Thus, the first thing I would do is to remove the hard-coded -qopenmp because this is against the logic to control and set the OpenMP flags using -DOPENMP=ON and CMake's own tools. Then I would try to compile it without turning OPENMP on, i.e. just omit the argument -DOPENMP=ON (because the default is OFF) or use -DOPENMP=OFF explicitly.

If this works, try it with -DOPENMP=ON. If need be, you can write the flags that CMake figured out to stdout using message(INFO "${...}"). See https://cmake.org/cmake/help/v3.15/module/FindOpenMP.html for the variables that the find_package(OpenMP) call is supposed to set.

GeorgeGayno-NOAA commented 4 years ago

Per @climbfuji recommendation, updated the branch to remove the hard-coded openmp flag, and to turn on cmake's OPENMP check (54428ec).
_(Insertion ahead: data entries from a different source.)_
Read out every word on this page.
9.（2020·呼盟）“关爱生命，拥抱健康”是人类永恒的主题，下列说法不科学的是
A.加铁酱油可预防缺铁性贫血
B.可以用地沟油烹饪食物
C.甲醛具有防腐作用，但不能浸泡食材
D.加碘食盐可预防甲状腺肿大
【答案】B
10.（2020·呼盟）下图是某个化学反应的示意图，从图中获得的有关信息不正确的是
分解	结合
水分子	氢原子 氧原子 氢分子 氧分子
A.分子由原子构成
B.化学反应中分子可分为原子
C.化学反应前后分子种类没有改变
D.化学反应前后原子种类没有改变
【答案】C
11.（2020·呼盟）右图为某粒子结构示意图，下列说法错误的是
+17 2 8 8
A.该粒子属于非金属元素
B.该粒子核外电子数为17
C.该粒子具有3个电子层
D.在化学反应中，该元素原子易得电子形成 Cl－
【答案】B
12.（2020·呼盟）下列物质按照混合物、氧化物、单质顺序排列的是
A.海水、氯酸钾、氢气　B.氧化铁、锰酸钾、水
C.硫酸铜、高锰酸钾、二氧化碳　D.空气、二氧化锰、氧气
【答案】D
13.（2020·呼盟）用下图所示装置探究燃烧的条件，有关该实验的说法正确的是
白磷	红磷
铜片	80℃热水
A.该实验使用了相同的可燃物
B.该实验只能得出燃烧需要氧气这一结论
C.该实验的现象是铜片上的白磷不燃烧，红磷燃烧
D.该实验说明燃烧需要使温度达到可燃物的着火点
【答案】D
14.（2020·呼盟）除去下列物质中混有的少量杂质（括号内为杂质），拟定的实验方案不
On Jet, the check works and adds the correct openmp flag during compilation, but not at link time.

-- Found OpenMP_Fortran: -qopenmp (found version "5.0")
-- Found OpenMP: TRUE (found version "5.0") found components: Fortran

I updated ./sorc/chgres_cube.fd/CMakeLists.txt to print this message. I assume that is where the link step occurs:

--- a/sorc/chgres_cube.fd/CMakeLists.txt
+++ b/sorc/chgres_cube.fd/CMakeLists.txt
@@ -42,6 +42,7 @@ target_link_libraries(
   ${WGRIB2_LIBRARIES}
   ${NETCDF_LIBRARIES})
 if(OpenMP_Fortran_FOUND)
+  message("found openmp " ${OpenMP_Fortran_FLAGS})
   target_link_libraries(${exe_name} OpenMP::OpenMP_Fortran)
 endif()

and the logic is being tripped with the correct flag:

-- Found sp: /lfs3/projects/hfv3gfs/nwprod/NCEPLIBS/lib/sp_v2.0.2/libsp_v2.0.2_d.a
found openmp -qopenmp
-- Configuring done

but it is still using -openmp at link time.

climbfuji commented 4 years ago

@aerorahul do you have any insight on what might be going on?

aerorahul commented 4 years ago

@GeorgeGayno-NOAA Can you point me to your branch and setup where you are trying to build this. I get it is on Jet. I'll try to log on to Jet and check.

aerorahul commented 4 years ago

@climbfuji @GeorgeGayno-NOAA The -openmp flag is coming from L40 in esmf.mk. Some one did not compile esmf properly, or did, but ignored the fact that openmp is not valid on jet.

aerorahul commented 4 years ago

also, you don't need -openmp in ESMFF90LINKOPTS. That flag should be added to the application that links with OpenMP. ESMF provides a library only.

climbfuji commented 4 years ago

Which ESMF version is it that you are using on Jet? I "usually" build ESMF with OPENMP=OFF.

GeorgeGayno-NOAA commented 4 years ago

also, you don't need -openmp in ESMFF90LINKOPTS. That flag should be added to the application that links with OpenMP. ESMF provides a library only.

I have never used ESMFF90LINKOPS when compiling (maybe I should have?). chgres_cube works perfectly fine without it.

GeorgeGayno-NOAA commented 4 years ago

Which ESMF version is it that you are using on Jet? I "usually" build ESMF with OPENMP=OFF.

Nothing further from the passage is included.